SF Giants bullpen is a complete disaster to start the year
We are 15 games into the season and it has quickly become apparent that Gabe Kapler just does not have the right touch on the pitching staff. Sure, in-game manangement has been a story early on but it is more than that. Personnel is an issue as well. Even the best bullpen manager would struggle with how this group is currently pitching.
And, it is has resulted in inconsistent maneuvers from the Giants manager. For example, the argument could be made that Logan Webb should have been pulled earlier in Monday's 4-3 loss against the Miami Marlins.
The righty had a 3-2 lead with runners on first base and third base and no outs in the bottom of the seventh inning. He induced a double play while keeping the runner at third base. It felt like he was going to evade a jam, but the very next hitter, Jorge Soler, slammed a two-run shot to give the Marlins a 4-3 lead. Kapler removed his starter immediately after that.
At times, we have seen Kapler have too quick of a hook. Other times, he leaves pitchers in there too long, but one thing is clear and it is that he just does not have any confidence in his bullpen. The Giants have blown several late leads and the bullpen has been at the center of many of these losses.
A discouraging sign is the fact that the bullpen nucleus consisting of John Brebbia, Camilo Doval, Scott Alexander, and Tyler Rogers is the same as it was at the end of last year. The other pitchers out of the bullpen includes Taylor Rogers, Ross Stripling, Jakob Junis, and Sean Hjelle.
Junis has been fantastic so far as he has posted a 2.70 ERA through three appearances. However, he is a bulk innings reliever. The righty is typically used when a starter has a shorter-than-expected start. Every team needs a bulk innings arm, but that reliever is not normally in the mix for late-game innings.

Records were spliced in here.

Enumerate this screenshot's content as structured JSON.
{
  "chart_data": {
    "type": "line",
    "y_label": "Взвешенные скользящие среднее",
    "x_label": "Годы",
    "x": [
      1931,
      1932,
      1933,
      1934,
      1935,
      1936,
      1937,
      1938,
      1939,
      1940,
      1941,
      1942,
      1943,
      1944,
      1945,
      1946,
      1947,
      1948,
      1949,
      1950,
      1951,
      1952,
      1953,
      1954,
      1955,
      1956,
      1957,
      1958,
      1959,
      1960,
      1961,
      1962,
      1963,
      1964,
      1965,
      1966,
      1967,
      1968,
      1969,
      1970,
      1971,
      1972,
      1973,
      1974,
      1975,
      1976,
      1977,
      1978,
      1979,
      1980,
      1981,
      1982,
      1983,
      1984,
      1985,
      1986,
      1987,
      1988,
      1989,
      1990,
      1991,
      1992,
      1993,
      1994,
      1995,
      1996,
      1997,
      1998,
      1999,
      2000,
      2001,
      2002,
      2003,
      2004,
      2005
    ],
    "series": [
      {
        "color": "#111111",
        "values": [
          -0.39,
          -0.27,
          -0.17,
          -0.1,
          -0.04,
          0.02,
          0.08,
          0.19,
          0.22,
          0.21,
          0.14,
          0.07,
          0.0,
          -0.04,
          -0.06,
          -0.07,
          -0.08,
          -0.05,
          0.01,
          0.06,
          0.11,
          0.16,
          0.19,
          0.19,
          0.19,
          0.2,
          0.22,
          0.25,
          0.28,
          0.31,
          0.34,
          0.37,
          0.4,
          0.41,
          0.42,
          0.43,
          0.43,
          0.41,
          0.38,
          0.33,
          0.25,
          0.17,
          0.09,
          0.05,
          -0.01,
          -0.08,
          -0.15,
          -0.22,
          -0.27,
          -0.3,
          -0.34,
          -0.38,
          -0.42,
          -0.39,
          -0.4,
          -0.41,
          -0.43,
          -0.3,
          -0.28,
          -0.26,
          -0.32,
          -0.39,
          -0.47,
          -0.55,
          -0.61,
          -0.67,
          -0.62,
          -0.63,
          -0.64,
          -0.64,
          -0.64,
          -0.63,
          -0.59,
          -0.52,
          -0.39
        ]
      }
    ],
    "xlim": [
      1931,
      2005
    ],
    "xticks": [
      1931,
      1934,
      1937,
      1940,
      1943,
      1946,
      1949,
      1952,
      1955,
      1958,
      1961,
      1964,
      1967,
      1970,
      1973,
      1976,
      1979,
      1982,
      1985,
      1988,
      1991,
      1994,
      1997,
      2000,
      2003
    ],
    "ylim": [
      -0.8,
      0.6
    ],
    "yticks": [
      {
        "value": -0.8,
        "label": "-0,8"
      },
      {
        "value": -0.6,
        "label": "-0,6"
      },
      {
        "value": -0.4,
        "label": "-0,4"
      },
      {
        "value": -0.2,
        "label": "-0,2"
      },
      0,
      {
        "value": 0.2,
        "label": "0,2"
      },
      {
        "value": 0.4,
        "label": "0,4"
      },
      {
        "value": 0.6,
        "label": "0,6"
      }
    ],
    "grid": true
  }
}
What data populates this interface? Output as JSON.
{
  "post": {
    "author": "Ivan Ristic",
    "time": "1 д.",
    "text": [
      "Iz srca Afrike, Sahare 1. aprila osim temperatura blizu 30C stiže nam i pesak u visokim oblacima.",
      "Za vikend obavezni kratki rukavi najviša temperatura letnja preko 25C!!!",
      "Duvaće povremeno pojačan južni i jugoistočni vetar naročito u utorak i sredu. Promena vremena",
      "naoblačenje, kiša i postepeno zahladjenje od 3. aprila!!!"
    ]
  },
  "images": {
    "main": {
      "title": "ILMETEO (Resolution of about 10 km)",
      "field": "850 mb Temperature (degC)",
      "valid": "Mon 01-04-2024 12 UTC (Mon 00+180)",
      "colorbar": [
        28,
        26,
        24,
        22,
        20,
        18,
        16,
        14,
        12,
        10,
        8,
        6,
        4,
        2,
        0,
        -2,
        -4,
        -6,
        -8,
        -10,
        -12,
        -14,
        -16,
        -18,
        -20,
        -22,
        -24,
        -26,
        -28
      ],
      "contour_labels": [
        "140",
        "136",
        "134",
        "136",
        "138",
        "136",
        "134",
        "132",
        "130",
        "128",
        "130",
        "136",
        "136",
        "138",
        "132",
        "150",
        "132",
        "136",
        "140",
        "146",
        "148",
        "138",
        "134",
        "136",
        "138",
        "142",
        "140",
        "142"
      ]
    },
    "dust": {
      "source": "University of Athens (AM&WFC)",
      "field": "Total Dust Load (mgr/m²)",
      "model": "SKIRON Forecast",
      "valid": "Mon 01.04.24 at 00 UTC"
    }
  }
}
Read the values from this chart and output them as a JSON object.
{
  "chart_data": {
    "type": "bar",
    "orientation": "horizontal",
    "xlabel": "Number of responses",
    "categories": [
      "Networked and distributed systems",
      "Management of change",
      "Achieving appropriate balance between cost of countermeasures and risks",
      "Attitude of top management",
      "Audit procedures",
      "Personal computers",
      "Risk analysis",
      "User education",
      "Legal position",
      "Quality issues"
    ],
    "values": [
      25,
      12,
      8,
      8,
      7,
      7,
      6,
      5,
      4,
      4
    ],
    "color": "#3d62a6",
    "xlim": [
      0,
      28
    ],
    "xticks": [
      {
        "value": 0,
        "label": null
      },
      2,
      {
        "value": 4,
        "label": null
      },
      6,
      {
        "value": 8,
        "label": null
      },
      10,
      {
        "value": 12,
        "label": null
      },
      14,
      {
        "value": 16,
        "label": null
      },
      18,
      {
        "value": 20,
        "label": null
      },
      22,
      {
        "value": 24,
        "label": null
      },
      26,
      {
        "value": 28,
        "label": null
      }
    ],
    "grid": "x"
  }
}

Rogers, Stripling, and Hjelle have been unplayable thus far. Stripling and Hjelle have experience out of the rotation, so it is a case of a square peg in a round hole. The Giants have two pitchers in the bullpen who do not have a ton of experience as leverage relievers and they are going through the growing pains of trying to carve out a role.
And, then there is Rogers. The left-handed reliever has been terrible at the start of his three-year, $33 million deal. Sure, he is a proven reliever, but he was coming off of a down year in 2022. Will he recover from a slow start? He has the track record but he has not looked good at all so far this year.
And, the Giants' bullpen composition has hamstrung Kapler at times. We saw it on Monday night. Would you rather let Webb blow the game? Or, do you want to see the bullpen try to save it when it has struggled so badly in the early going. It is a no-win proposition at the moment.
Where do they go from here? That is hard to say. The back-end of the 40-man roster is light on bullpen depth. Cole Waites could become an option soon. For one reason or another, the Giants just did not add any experienced bullpen arms on non-guaranteed deals.
They did plenty of that in 2021 when pitchers like Dominic Leone and Jay Jackson gave them quality innings after starting that season in the minors. They do not have any of those relievers in Triple-A at the moment. The slightly good news is that the bullpen is something that teams can fix during the season.
It does not always happen, but the Giants cannot let the status quo be with regards to the bullpen. It is an area of opportunity and anyone still looking for a chance to pitch should see the Giants as an open tryout.
If the bullpen is going to improve, the Giants are going to need to rely on more than just their core of bullpen arms. It has been a rough start to the season, but one of the issues have been identified. It is a matter of trying to fix it, which is easier said than done.